Accelerated Experiential Dynamic Psychotherapy (AEDP), developed by Diana Fosha, is a transformation-based, healing-oriented model of treatment. Unlike traditional models of therapy that are psychopathology-based, AEDP as a clinical practice roots itself in transformational theory, a change-based theory of therapeutic action. Transformance, a construct introduced by Diana Fosha, identifies and names the wired-in motivational drive toward healing and self-repair present in all of us. It is at the core of this work.
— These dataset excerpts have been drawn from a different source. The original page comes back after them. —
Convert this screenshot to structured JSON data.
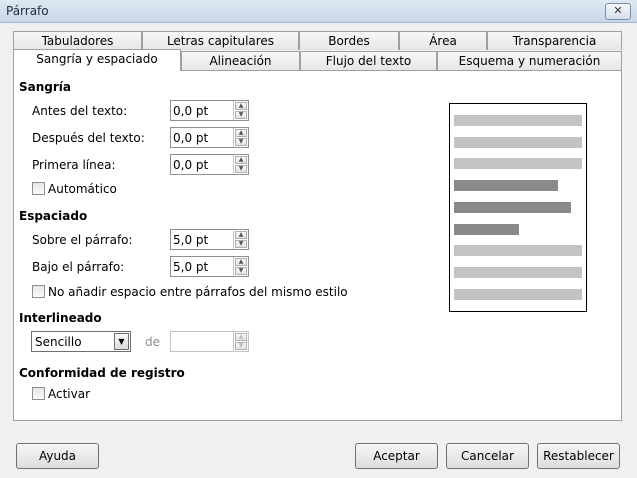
{
  "window": {
    "title": "Párrafo",
    "close_glyph": "✕"
  },
  "tabs_row1": [
    "Tabuladores",
    "Letras capitulares",
    "Bordes",
    "Área",
    "Transparencia"
  ],
  "tabs_row2": [
    "Sangría y espaciado",
    "Alineación",
    "Flujo del texto",
    "Esquema y numeración"
  ],
  "active_tab": "Sangría y espaciado",
  "sangria": {
    "heading": "Sangría",
    "antes_label": "Antes del texto:",
    "antes_value": "0,0 pt",
    "despues_label": "Después del texto:",
    "despues_value": "0,0 pt",
    "primera_label": "Primera línea:",
    "primera_value": "0,0 pt",
    "automatico_label": "Automático",
    "automatico_checked": false
  },
  "espaciado": {
    "heading": "Espaciado",
    "sobre_label": "Sobre el párrafo:",
    "sobre_value": "5,0 pt",
    "bajo_label": "Bajo el párrafo:",
    "bajo_value": "5,0 pt",
    "no_anadir_label": "No añadir espacio entre párrafos del mismo estilo",
    "no_anadir_checked": false
  },
  "interlineado": {
    "heading": "Interlineado",
    "selected": "Sencillo",
    "de_label": "de",
    "de_value": ""
  },
  "conformidad": {
    "heading": "Conformidad de registro",
    "activar_label": "Activar",
    "activar_checked": false
  },
  "preview_colors": {
    "light": "#c3c3c3",
    "dark": "#8a8a8a"
  },
  "buttons": {
    "help": "Ayuda",
    "ok": "Aceptar",
    "cancel": "Cancelar",
    "reset": "Restablecer"
  }
}
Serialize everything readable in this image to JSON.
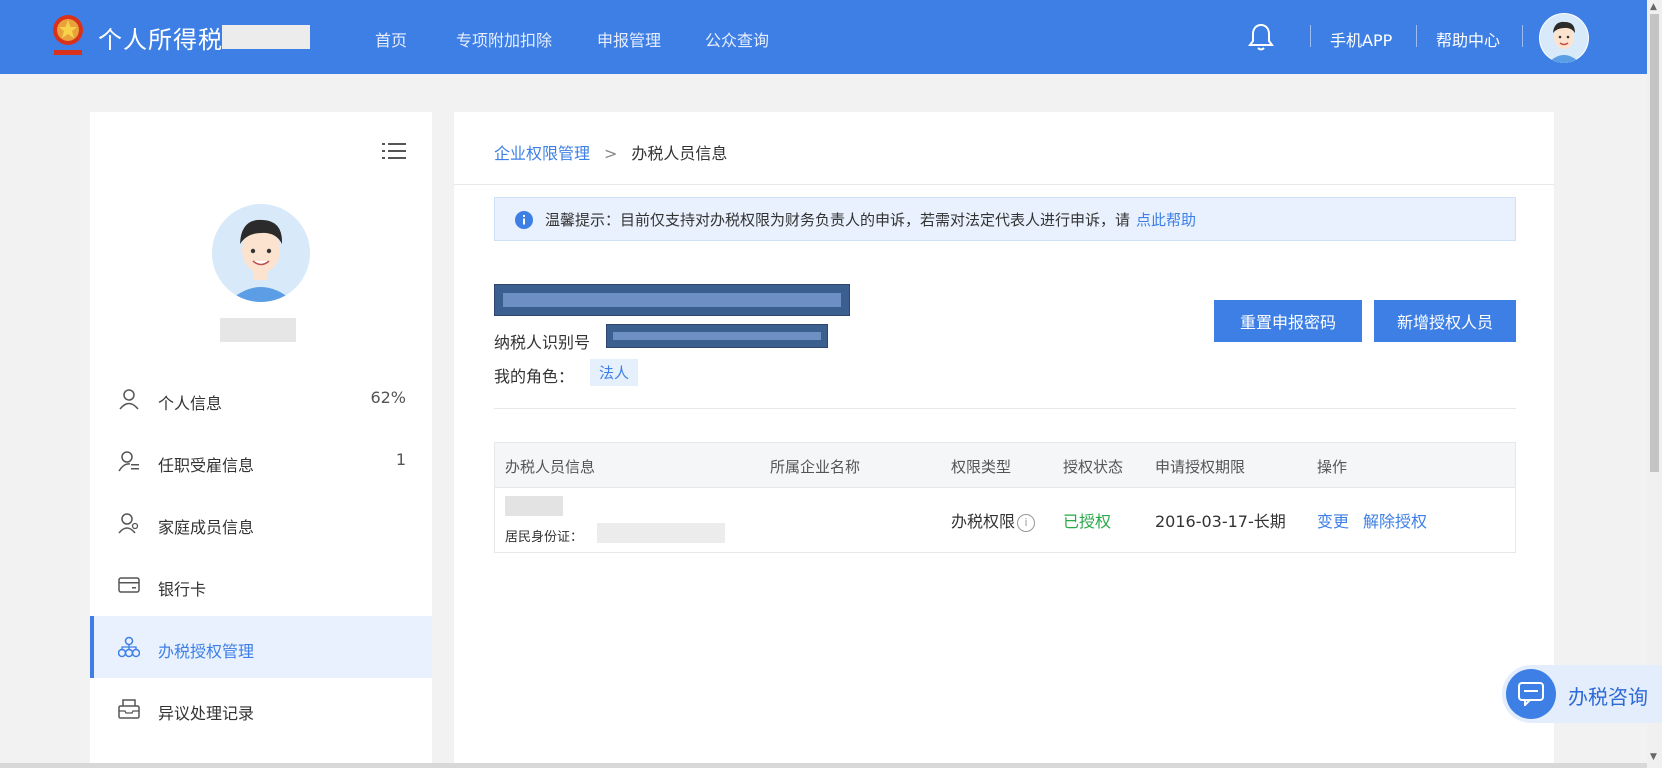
{
  "header": {
    "brand_title": "个人所得税",
    "nav": [
      "首页",
      "专项附加扣除",
      "申报管理",
      "公众查询"
    ],
    "links": {
      "mobile_app": "手机APP",
      "help_center": "帮助中心"
    }
  },
  "sidebar": {
    "items": [
      {
        "label": "个人信息",
        "count": "62%",
        "icon": "person-icon"
      },
      {
        "label": "任职受雇信息",
        "count": "1",
        "icon": "person-list-icon"
      },
      {
        "label": "家庭成员信息",
        "count": "",
        "icon": "family-icon"
      },
      {
        "label": "银行卡",
        "count": "",
        "icon": "bank-card-icon"
      },
      {
        "label": "办税授权管理",
        "count": "",
        "icon": "org-tree-icon",
        "active": true
      },
      {
        "label": "异议处理记录",
        "count": "",
        "icon": "inbox-icon"
      }
    ]
  },
  "main": {
    "breadcrumb": {
      "parent": "企业权限管理",
      "separator": ">",
      "current": "办税人员信息"
    },
    "tip": {
      "text": "温馨提示：目前仅支持对办税权限为财务负责人的申诉，若需对法定代表人进行申诉，请",
      "link": "点此帮助"
    },
    "company": {
      "taxid_label": "纳税人识别号",
      "role_label": "我的角色：",
      "role_value": "法人"
    },
    "buttons": {
      "reset_password": "重置申报密码",
      "add_authorized": "新增授权人员"
    },
    "table": {
      "headers": [
        "办税人员信息",
        "所属企业名称",
        "权限类型",
        "授权状态",
        "申请授权期限",
        "操作"
      ],
      "row": {
        "id_label": "居民身份证：",
        "permission_type": "办税权限",
        "status": "已授权",
        "period": "2016-03-17-长期",
        "actions": [
          "变更",
          "解除授权"
        ]
      }
    }
  },
  "chat": {
    "label": "办税咨询"
  },
  "colors": {
    "brand": "#3e7fe6",
    "success": "#2aa84a",
    "background": "#f2f2f2"
  }
}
By studying naturally-occurring transformational processes—in babies and their caregivers, in moments of meeting, in Tibetan monks, in intense emotional situations, in resilient individuals, in people in love—AEDP seeks to apply their lessons to a clinical process where change can, and does, emerge by leaps and bounds. The methodology of AEDP has patient and therapist deeply and emotionally engaged. Closely following the edge of emergent transformational experience, both are involved in the moment-to-moment tracking of subtle and not so subtle fluctuations in experience, energy, and connection. AEDP emphasizes the co-creation of safety: with accompaniment, patients can risk revisiting past trauma and suffering. Healing and neuroplasticity are set in motion through fully experiencing previously-feared emotions in a secure relationship, and through gentle, yet focused, explicit attention to the experience of healing within the patient-therapist relationship. Processing both traumatic and restorative emotional experiences to completion, the AEDP process culminates in vitality, energy, and the non-finite spirals of positive emotion, resilience, well-being and creativity that are so highly correlated with health. The phenomenology of transformational experience thus describes an elegant arc, the transformational work of AEDP seamlessly linking suffering with flourishing.
With the goal of helping clients connect to their own vitality, AEDP engages them in experiential practices designed to integrate mind and body. The therapeutic relationship is used to co-construct safety and then to help bring enhanced vitality and awareness to clients’ felt sense by:
- learning ways to witness and accept emotional processes;
- discovering the glimmers of growth in the midst of a trauma narrative;
- tracking moment-to-moment shifts in emotional connection through dyadic mindfulness;
- deepening the therapeutic alliance through meta-processing; and
- recognizing emergent transformational experience in the consulting room.